Clutching my aching ribs, I stared at the chaos. At Frank, immobile on the floor with blood
dribbling from his mouth and pooling under his head. At Paterson, still trapped between the two
rusty appliances, no longer struggling but propped against the wall, regarding the needle protruding
from his chest with a puzzled expression. At Abe and Evan watching him like scientists observing a
lab rat.

Another whimper rose in my throat and I swallowed it down. Drawing myself into a cautious,
protective ball, I watched them, half hoping for a chance to escape, but mostly so I would see when
they decided to came for me. Then I tried not to hyperventilate.

Evan stepped around me to rummage through the drawers. He withdrew a carving knife.
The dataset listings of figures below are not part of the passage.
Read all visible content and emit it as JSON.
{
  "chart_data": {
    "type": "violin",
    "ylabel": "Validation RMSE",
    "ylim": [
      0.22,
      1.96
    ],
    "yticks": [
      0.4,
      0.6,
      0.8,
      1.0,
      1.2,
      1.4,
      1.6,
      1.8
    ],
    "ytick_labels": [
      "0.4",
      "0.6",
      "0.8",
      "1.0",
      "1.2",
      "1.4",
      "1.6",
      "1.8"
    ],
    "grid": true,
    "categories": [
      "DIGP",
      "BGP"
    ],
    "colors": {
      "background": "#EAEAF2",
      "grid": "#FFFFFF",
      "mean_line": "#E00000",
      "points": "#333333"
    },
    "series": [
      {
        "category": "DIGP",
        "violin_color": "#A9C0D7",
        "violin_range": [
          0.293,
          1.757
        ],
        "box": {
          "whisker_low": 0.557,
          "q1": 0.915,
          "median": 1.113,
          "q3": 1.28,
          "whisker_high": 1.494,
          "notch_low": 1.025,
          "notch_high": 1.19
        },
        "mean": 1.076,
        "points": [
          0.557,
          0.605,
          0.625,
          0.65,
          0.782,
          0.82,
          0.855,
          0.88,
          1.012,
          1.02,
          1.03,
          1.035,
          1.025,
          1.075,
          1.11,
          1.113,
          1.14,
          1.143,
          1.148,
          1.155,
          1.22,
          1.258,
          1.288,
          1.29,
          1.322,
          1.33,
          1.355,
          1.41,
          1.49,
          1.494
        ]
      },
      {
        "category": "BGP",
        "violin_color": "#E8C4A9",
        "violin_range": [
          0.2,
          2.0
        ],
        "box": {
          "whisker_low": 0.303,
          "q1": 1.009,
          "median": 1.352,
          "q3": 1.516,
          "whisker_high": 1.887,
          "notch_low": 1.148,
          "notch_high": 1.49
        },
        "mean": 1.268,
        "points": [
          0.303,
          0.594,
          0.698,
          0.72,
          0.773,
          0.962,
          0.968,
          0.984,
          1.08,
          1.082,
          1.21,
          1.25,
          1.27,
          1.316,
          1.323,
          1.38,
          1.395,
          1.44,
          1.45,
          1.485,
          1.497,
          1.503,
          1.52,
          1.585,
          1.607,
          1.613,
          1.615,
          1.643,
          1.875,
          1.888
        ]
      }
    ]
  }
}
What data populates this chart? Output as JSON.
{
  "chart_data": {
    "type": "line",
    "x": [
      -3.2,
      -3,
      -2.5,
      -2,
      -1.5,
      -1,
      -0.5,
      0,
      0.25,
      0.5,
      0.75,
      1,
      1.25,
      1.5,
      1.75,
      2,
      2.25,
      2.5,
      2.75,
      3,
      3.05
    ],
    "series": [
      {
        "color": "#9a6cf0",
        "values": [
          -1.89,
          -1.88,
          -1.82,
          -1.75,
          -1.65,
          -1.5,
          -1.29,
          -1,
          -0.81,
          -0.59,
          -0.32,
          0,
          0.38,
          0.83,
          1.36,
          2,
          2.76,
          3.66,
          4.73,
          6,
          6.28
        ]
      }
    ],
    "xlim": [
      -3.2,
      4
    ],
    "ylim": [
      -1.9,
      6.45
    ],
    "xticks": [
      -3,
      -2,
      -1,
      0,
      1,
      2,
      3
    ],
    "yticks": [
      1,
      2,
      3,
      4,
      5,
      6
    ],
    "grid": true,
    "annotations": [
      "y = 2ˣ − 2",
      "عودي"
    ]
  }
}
"Does he need another dose?" he asked Abe. Abe shook his head. Paterson attempted to
run, and Abe cuffed him brutally on the side of the head. Paterson staggered.

"Ready?" Evan handed Abe the knife, handle first. Abe took it, tested its weight in his
hand.

Abe seized Paterson by the shoulder, turned him, stabbed him through the heart, withdrew the
blade, all in a smooth and sudden moment. Paterson wobbled on his feet. Sagged.